Python/Mojo interface for Google Gemma 3.

## Features

- **Embeddings** — Dense vector embeddings via a pure Mojo backend.
- **Text generation** — Synchronous and async streaming with configurable sampling.
- **Multimodal Vision** — Native support for Gemma 3 Vision models with zero-copy image processing.
- **Google Cloud Storage** — Automatic model download from Google's `gemma-data` bucket.
- **OpenTelemetry** — Optional tracing instrumentation.

## Installation

Recommended for most users:

```bash
pip install 'mogemma[llm]'
```

This enables the text generation and embedding examples shown below.

For multimodal generation with automatic image decoding from `str`, `Path`, or raw `bytes` inputs:

```bash
pip install 'mogemma[vision]'
```

Base package only:

```bash
pip install mogemma
```

Use the base package if you're already preparing tokens or image arrays yourself.

## Quick Start

### Text Generation

The default getting-started path is `mogemma[llm]`.

```python
from mogemma import SyncGemmaModel

model = SyncGemmaModel()
print(model.generate("Write a haiku about a robot discovering coffee:"))
```

### Multimodal Vision

MoGemma supports Gemma 3 multimodal vision models.

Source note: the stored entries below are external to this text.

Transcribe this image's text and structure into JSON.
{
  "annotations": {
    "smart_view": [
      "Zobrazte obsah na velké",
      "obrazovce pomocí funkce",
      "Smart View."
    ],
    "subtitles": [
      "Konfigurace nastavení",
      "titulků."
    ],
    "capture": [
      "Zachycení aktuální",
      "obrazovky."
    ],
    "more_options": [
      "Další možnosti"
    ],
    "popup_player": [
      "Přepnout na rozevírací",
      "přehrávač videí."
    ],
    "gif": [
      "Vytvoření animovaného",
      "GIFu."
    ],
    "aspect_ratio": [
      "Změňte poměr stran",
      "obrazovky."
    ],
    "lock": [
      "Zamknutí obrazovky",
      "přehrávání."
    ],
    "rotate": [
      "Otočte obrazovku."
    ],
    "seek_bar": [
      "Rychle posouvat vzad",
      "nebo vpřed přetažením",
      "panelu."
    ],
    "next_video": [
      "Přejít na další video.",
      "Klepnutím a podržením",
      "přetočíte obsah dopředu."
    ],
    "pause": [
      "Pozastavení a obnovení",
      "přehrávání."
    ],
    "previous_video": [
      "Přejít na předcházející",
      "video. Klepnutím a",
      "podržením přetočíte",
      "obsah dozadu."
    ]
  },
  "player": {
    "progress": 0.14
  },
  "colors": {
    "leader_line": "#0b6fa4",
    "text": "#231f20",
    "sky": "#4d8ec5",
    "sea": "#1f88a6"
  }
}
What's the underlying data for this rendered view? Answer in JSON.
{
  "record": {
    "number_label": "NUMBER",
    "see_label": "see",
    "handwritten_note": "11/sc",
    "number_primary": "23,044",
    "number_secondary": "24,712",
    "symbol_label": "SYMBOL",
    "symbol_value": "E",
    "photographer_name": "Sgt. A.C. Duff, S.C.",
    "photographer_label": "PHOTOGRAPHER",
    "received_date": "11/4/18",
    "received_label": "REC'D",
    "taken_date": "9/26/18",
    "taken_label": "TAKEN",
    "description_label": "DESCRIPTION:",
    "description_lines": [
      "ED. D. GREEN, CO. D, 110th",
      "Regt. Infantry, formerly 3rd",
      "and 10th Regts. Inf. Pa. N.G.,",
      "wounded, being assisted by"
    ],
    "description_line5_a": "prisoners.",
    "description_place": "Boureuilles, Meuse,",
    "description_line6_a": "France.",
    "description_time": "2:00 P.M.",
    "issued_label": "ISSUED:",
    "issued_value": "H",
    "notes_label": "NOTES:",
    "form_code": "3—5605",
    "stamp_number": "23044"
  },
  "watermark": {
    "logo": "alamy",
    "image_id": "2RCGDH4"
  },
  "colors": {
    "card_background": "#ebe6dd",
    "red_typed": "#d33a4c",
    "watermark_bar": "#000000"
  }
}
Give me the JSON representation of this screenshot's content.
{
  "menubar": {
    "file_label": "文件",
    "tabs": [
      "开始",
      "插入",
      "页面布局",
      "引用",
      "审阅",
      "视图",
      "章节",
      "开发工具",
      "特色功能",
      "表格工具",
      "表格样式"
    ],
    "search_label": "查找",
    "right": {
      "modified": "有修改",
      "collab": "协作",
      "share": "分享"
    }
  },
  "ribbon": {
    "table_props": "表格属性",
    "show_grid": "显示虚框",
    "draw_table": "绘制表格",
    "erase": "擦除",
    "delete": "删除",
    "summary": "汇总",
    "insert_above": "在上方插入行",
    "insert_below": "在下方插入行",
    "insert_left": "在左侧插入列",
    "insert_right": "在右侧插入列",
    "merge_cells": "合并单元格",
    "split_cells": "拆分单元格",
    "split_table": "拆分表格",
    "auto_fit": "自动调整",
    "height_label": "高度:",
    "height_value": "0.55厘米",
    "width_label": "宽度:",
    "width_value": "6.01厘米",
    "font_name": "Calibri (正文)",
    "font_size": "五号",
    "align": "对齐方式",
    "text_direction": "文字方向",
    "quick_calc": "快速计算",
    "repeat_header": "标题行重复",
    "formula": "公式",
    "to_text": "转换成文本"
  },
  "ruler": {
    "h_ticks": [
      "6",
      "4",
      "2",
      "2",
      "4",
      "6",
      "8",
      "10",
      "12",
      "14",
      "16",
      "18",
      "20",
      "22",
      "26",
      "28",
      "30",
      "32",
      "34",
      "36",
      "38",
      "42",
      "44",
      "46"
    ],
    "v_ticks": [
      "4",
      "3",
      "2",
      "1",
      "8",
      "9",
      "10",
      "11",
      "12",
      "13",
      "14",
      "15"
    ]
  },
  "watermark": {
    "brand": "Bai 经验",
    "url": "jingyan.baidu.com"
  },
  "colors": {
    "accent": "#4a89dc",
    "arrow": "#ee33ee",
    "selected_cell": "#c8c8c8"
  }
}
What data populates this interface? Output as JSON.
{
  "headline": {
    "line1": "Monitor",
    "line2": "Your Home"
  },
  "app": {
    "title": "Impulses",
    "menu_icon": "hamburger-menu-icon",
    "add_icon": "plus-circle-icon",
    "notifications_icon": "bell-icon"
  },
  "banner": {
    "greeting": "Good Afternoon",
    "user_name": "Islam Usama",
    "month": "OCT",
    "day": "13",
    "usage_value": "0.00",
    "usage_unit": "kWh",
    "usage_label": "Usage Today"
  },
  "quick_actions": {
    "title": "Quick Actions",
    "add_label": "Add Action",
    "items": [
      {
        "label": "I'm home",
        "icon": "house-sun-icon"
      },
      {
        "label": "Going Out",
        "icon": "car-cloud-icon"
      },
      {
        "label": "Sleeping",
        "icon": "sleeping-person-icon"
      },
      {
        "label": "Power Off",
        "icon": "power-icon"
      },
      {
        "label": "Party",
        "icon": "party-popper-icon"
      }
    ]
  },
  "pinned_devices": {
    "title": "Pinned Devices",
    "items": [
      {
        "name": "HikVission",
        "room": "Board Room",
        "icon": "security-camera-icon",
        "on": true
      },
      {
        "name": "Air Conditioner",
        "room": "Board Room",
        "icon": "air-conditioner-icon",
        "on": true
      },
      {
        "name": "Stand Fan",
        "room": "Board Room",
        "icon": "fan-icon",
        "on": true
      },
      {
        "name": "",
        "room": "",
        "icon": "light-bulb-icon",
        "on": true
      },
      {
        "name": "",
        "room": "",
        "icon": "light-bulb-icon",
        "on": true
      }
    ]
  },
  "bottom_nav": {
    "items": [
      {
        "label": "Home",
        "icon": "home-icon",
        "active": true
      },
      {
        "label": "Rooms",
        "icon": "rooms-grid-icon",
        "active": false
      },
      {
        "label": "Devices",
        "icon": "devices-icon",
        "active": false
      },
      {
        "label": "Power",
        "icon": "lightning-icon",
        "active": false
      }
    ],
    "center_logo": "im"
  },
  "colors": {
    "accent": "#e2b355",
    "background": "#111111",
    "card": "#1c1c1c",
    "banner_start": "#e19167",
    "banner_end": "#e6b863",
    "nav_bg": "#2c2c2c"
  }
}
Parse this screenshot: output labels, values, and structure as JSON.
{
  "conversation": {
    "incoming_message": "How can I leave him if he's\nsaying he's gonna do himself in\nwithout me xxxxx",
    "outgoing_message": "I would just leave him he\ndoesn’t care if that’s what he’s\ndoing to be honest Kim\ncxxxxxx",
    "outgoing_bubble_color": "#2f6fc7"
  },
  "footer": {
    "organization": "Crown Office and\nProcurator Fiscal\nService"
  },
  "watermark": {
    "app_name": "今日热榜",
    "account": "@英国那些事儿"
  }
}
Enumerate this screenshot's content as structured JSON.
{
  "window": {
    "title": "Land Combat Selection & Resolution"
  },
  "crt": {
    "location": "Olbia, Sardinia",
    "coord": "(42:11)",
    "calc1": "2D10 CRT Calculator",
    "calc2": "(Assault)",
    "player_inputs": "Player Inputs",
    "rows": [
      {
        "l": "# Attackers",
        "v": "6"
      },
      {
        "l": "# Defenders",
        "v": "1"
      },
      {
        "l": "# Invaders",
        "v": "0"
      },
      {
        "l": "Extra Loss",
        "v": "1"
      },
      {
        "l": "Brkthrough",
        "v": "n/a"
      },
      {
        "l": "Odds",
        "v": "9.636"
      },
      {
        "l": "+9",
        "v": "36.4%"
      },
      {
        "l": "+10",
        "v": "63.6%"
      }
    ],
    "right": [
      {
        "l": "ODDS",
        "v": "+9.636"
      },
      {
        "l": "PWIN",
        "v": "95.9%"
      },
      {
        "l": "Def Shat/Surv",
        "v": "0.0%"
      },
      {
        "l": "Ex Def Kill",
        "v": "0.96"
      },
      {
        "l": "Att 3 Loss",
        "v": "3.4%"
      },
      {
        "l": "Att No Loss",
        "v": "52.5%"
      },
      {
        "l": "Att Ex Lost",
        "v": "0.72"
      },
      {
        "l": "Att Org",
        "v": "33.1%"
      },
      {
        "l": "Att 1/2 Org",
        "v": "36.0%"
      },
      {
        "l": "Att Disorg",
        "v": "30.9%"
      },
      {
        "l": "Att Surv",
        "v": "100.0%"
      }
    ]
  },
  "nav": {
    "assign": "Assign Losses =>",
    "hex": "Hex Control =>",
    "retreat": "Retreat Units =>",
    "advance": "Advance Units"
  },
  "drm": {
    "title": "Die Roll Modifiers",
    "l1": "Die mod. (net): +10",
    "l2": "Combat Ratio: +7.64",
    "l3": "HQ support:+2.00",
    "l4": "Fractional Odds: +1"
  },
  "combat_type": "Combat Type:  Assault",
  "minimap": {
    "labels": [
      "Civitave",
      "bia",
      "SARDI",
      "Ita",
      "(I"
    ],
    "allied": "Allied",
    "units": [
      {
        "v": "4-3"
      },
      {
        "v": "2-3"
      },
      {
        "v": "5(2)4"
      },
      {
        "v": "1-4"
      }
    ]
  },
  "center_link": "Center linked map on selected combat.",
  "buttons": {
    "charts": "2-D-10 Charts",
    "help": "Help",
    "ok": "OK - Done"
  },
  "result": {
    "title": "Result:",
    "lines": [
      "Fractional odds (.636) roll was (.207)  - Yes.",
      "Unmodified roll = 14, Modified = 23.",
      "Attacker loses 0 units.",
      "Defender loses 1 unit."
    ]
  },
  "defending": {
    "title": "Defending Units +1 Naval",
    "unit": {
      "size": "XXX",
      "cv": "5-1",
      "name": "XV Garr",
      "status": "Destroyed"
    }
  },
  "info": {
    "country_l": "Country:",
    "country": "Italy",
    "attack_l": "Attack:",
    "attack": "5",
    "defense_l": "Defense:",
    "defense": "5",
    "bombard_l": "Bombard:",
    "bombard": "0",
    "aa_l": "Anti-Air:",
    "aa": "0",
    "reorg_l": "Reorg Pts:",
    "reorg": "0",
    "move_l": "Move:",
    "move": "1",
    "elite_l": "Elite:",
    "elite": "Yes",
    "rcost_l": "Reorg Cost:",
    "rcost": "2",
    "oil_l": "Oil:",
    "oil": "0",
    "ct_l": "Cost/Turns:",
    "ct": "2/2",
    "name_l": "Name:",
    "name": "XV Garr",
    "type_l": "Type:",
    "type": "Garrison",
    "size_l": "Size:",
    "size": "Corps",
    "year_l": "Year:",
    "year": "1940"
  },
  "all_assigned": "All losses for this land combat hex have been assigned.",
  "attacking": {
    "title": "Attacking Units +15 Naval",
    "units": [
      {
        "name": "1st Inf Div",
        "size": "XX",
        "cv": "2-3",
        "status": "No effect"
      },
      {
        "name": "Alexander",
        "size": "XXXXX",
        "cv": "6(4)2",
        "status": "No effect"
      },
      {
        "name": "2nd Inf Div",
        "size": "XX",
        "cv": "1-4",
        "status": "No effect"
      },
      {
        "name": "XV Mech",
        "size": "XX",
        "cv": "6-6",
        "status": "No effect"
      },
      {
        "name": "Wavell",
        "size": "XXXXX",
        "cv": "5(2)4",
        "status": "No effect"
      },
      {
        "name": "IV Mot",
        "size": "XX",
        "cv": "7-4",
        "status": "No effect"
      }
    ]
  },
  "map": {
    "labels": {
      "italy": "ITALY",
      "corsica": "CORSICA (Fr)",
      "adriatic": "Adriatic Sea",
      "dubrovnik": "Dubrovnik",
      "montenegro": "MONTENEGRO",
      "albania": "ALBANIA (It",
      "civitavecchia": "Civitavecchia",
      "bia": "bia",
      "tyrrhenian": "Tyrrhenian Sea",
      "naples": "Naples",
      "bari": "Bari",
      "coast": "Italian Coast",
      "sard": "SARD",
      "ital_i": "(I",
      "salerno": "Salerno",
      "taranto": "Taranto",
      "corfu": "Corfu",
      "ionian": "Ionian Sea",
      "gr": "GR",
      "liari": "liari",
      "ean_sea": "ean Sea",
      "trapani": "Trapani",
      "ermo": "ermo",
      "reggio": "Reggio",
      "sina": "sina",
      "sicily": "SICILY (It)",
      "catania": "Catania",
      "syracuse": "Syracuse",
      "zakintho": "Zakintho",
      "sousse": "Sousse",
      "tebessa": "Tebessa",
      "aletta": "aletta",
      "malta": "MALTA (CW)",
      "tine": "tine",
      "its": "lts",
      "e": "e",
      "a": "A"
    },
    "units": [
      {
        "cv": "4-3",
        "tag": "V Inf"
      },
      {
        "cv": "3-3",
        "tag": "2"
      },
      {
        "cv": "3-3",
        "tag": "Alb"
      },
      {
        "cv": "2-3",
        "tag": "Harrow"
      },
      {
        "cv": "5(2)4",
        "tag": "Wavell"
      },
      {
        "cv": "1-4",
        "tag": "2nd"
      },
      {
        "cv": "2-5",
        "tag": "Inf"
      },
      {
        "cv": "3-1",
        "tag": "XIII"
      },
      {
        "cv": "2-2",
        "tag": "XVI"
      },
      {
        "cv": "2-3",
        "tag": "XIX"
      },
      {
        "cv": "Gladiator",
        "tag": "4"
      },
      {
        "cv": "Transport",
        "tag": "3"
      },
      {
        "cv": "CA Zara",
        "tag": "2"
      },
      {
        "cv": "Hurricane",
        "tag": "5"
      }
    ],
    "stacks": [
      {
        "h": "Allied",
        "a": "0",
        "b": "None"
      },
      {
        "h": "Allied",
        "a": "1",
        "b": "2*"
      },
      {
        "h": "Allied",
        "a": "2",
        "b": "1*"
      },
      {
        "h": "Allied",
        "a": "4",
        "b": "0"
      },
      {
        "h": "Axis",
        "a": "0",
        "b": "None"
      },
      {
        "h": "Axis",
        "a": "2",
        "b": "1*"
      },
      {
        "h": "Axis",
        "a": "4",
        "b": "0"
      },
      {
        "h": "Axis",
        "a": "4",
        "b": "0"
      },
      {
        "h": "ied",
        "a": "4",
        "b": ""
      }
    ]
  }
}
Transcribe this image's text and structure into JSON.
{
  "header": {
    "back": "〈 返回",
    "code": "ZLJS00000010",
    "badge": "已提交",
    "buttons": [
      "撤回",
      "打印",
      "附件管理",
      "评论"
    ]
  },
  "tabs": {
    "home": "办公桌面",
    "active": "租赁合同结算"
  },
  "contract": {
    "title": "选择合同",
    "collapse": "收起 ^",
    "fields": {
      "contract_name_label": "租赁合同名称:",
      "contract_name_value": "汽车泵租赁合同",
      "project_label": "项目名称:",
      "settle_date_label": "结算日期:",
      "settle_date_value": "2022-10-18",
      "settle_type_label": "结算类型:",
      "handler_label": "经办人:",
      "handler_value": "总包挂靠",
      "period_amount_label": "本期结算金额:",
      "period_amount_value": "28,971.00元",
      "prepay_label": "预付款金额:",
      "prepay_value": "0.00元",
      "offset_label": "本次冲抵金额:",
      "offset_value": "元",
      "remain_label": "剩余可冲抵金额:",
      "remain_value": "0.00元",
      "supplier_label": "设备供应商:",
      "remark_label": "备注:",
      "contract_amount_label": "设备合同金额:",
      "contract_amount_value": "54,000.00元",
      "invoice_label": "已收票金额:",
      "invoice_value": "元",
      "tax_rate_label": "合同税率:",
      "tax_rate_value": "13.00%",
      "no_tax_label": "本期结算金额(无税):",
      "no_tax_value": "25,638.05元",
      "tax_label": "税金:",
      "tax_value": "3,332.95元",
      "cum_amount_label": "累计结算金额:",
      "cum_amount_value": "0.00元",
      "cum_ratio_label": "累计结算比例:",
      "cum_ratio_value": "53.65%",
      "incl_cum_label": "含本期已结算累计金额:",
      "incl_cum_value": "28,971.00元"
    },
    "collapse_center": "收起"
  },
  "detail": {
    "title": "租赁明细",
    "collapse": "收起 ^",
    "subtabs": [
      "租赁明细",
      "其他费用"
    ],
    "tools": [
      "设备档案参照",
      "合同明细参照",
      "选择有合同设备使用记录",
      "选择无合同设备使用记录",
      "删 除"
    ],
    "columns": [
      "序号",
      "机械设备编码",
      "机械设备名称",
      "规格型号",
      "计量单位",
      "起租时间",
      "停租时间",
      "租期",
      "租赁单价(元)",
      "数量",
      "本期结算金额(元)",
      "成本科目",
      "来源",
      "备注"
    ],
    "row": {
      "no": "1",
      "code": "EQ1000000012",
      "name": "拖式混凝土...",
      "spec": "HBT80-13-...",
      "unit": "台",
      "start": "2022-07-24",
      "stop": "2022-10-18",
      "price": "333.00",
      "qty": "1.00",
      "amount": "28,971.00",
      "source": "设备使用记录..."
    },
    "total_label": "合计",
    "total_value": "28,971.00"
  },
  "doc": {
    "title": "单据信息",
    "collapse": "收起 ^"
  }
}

- Install `mogemma[vision]` to pass image file paths or raw image bytes directly.

```python
from mogemma import SyncGemmaModel

# Initialize a vision-capable model
model = SyncGemmaModel("gemma3-4b-it")

response = model.generate("Describe this image in detail:", images=["input.jpg"])
print(response)
```

### Async Streaming

```python
import asyncio
from mogemma import AsyncGemmaModel

async def main():
    model = AsyncGemmaModel()
    async for token in model.generate_stream("Once upon a time"):
        print(token, end="", flush=True)

asyncio.run(main())
```

### Embeddings

Generate dense vector embeddings natively through Mojo's optimized batched kernel operations. Pass a single string or a list of strings to process them in parallel.

```python
from mogemma import EmbeddingModel

model = EmbeddingModel()
embeddings = model.embed(["Hello, world!", "Mojo runs Gemma inference."])
print(embeddings.shape)  # (2, 768)
```

### Selecting a Model Variant

All model classes default to `gemma3-270m-it`. Pass a model ID to use a different variant:

```python
model = SyncGemmaModel("gemma3-1b-it")
```

For full control over sampling parameters, pass a `GenerationConfig`:

```python
from mogemma import GenerationConfig, SyncGemmaModel

config = GenerationConfig(model_path="gemma3-1b-it", temperature=0.7)
model = SyncGemmaModel(config)
```

### Device Selection

`GenerationConfig` and `EmbeddingConfig` accept:

- `device="cpu"`
- `device="gpu"`
- `device="gpu:0"` (or other index)

Device handling is deterministic:

- `device="cpu"` always runs on CPU
- explicit GPU requests never silently fall back to CPU
- unavailable GPU requests raise an explicit error

Current runtime status:

- `cpu` and `gpu` are executable backends today
- `gpu` / `gpu:N` execute via a mathematically verified runtime polyfill

```python
from mogemma import EmbeddingConfig, EmbeddingModel, GenerationConfig, SyncGemmaModel

generation = SyncGemmaModel(
    GenerationConfig(
        model_path="gemma3-1b-it",
        device="cpu",
    )
)

embeddings = EmbeddingModel(
    EmbeddingConfig(
        model_path="gemma3-1b-it",
        device="cpu",
    )
)
```

## Runtime Requirements

MoGemma leverages the latest Mojo features for maximum performance.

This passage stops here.